Despedida a Elza Soares: corpo chega ao Theatro Municipal para velório; cerimônia será aberta ao público às 10h

 


O corpo de Elza Soares, que morreu aos 91 anos nesta quinta-feira (20), chegou às 7h15 ao Theatro Municipal do Rio, no Centro, para o velório.

A cerimônia começa fechada para familiares e amigos, das 8h às 10h, e abre para o público das 10h às 14h.

Em seguida, um carro do Corpo de Bombeiros fará o traslado em carro aberto da Cinelândia até o Cemitério Jardim da Saudade, em Sulacap, na Zona Oeste. O cortejo passará pela Avenida Atlântica, em Copacabana, onde Elza morou por muitos anos.

No Jardim da Saudade, mais um velório será realizado na Capela VIP, às 15h, restrito a familiares e amigos.

O sepultamento está previsto para as 16h, no setor do Cristo Redentor.

Pouco antes das 8h, Dilma e Virna, filha e neta de Elza, chegaram ao Theatro para se despedir. Elas não quiseram dar entrevistas.

A informação da morte foi dada pela assessoria de imprensa da cantora: "É com muita tristeza e pesar que informamos o falecimento da cantora e compositora Elza Soares, aos 91 anos, às 15 horas e 45 minutos em sua casa, no Rio de Janeiro, por causas naturais", disse o comunicado.

Do sambalanço à eletrônica
Elza Gomes da Conceição é considerada uma das maiores cantoras da música brasileira, com carreira no samba que começou no final dos anos 1950. O início veio como parte da cena do sambalanço com "Se Acaso Você Chegasse", em 1959.

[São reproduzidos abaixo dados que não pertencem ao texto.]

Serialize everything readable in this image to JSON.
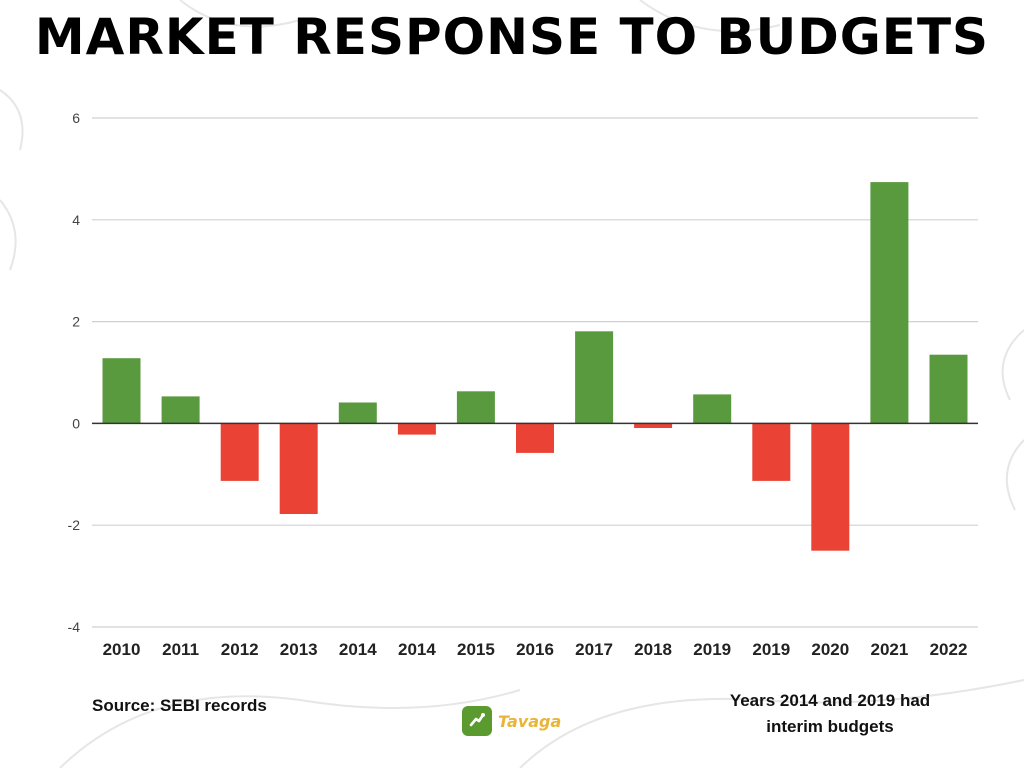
{
  "title": "MARKET RESPONSE TO BUDGETS",
  "source": "Source: SEBI records",
  "note": {
    "line1": "Years 2014 and 2019 had",
    "line2": "interim budgets"
  },
  "brand": {
    "name": "Tavaga",
    "icon": "tavaga-logo-icon"
  },
  "colors": {
    "positive": "#5a9a3f",
    "negative": "#ea4335",
    "grid": "#d0d0d0",
    "axis": "#333333"
  },
  "chart_data": {
    "type": "bar",
    "title": "MARKET RESPONSE TO BUDGETS",
    "xlabel": "",
    "ylabel": "",
    "ylim": [
      -4,
      6
    ],
    "yticks": [
      -4,
      -2,
      0,
      2,
      4,
      6
    ],
    "grid": true,
    "categories": [
      "2010",
      "2011",
      "2012",
      "2013",
      "2014",
      "2014",
      "2015",
      "2016",
      "2017",
      "2018",
      "2019",
      "2019",
      "2020",
      "2021",
      "2022"
    ],
    "values": [
      1.28,
      0.53,
      -1.13,
      -1.78,
      0.41,
      -0.22,
      0.63,
      -0.58,
      1.81,
      -0.09,
      0.57,
      -1.13,
      -2.5,
      4.74,
      1.35
    ]
  }
}
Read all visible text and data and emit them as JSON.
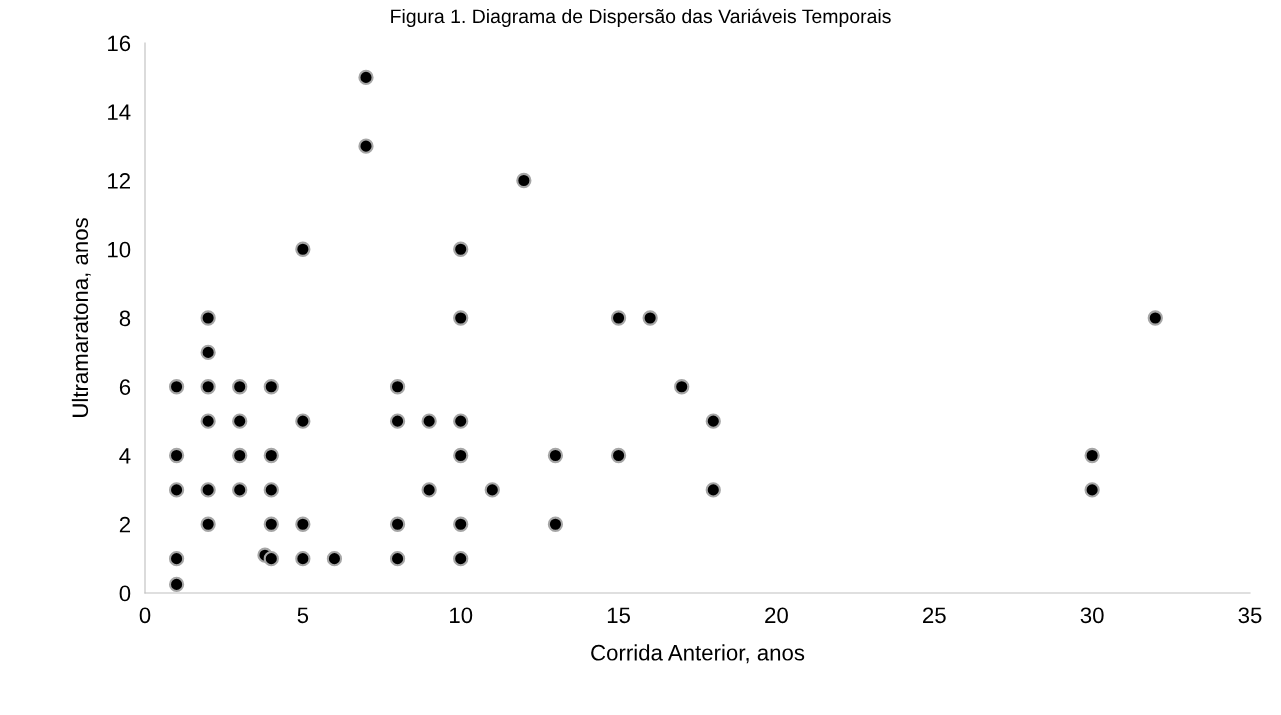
{
  "chart_data": {
    "type": "scatter",
    "title": "Figura 1. Diagrama de Dispersão das Variáveis Temporais",
    "xlabel": "Corrida Anterior, anos",
    "ylabel": "Ultramaratona, anos",
    "x": [
      1,
      1,
      1,
      1,
      1,
      2,
      2,
      2,
      2,
      2,
      2,
      3,
      3,
      3,
      3,
      3.8,
      4,
      4,
      4,
      4,
      4,
      5,
      5,
      5,
      5,
      6,
      7,
      7,
      8,
      8,
      8,
      8,
      9,
      9,
      10,
      10,
      10,
      10,
      10,
      10,
      11,
      12,
      13,
      13,
      15,
      15,
      16,
      17,
      18,
      18,
      30,
      30,
      32
    ],
    "values": [
      6,
      4,
      3,
      1,
      0.25,
      8,
      7,
      6,
      5,
      3,
      2,
      6,
      5,
      4,
      3,
      1.1,
      6,
      4,
      3,
      2,
      1,
      10,
      5,
      2,
      1,
      1,
      15,
      13,
      6,
      5,
      2,
      1,
      5,
      3,
      10,
      8,
      5,
      4,
      2,
      1,
      3,
      12,
      4,
      2,
      8,
      4,
      8,
      6,
      5,
      3,
      4,
      3,
      8
    ],
    "color": "#000000",
    "marker": "circle",
    "xlim": [
      0,
      35
    ],
    "xticks": [
      0,
      5,
      10,
      15,
      20,
      25,
      30,
      35
    ],
    "ylim": [
      0,
      16
    ],
    "yticks": [
      0,
      2,
      4,
      6,
      8,
      10,
      12,
      14,
      16
    ],
    "grid": false
  }
}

Nos 34 discos lançados, ela se aproximou do samba, do jazz, da música eletrônica, do hip hop, do funk e dizia que a mistura era proposital. O último disco lançado foi "Planeta Fome", em 2019.
A expressão era uma alusão ao episódio em que foi constrangida por Ary Barroso no programa de calouros de que participou nos anos 50. "De que planeta você vem, menina?", ele disse. E ela respondeu: "Do mesmo planeta que você, seu Ary. Eu venho do Planeta Fome."

"Eu sempre quis fazer coisa diferente, não suporto rótulo, não sou refrigerante", comparava Elza. "Eu acompanho o tempo, eu não estou quadrada, não tem essa de ficar paradinha aqui não. O negócio é caminhar. Eu caminho sempre junto com o tempo."

Desde que lançou o álbum "A mulher do fim do mundo", em 2015, a cantora viveu mais uma fase de renascimento artístico. “Me deixem cantar até o fim”, pediu Elza em verso da música que batiza o álbum.

Começo no samba
Mais voltada para o samba, a primeira fase da cantora tem discos gravados nos anos 60 com o cantor Miltinho (1928–2014) e o baterista Wilson das Neves (1936–2017).

Fazem parte desta era lançamentos como "O samba é Elza Soares" (1961), "Sambossa" (1963), "Na roda do samba" (1964) e "Um show de Elza" (1965).

Outras fases vieram. Nos anos 70, escolheu cantar o samba de ritmo mais tradicional. A fase rendeu sucessos como "Salve a Mocidade" (Luiz Reis, 1974), "Bom dia, Portela" (David Correa e Bebeto Di São João, 1974), "Pranto livre" (Dida e Everaldo da Viola, 1974) e "Malandro" (Jorge Aragão e Jotabê, 1976).

A cantora amargou período de ostracismo na década de 1980. Pensou até em desistir da carreira, mas resolveu procurar Caetano Veloso, em hotel de São Paulo, para pedir ajuda.

O auxílio veio na forma de convite para participar da gravação do samba-rap "Língua", faixa do álbum do cantor, "Velô" (1984).

Essa participação mostrou a bossa negra de Elza Soares a uma nova geração e abriu caminho para que a cantora lançasse, em 1985, um álbum menos voltado para o samba. "Somos todos iguais" tinha música de Cazuza (1958–1990).

Em 2002, com direção artística de José Miguel Wisnik, fez um dos álbuns mais modernos da discografia, "Do cóccix até o pescoço". No ano seguinte, foi a vez de "Vivo feliz", mais voltado para a eletrônica.

Elza seguia fazendo shows até antes da pandemia da Covid-19 e cantou em lives. Ela estava produzindo um novo álbum de estúdio que pode ter lançamento póstumo.

Nesta semana, ela também se apresentou em shows no Theatro Municipal de São Paulo que foram gravados para o lançamento de um DVD.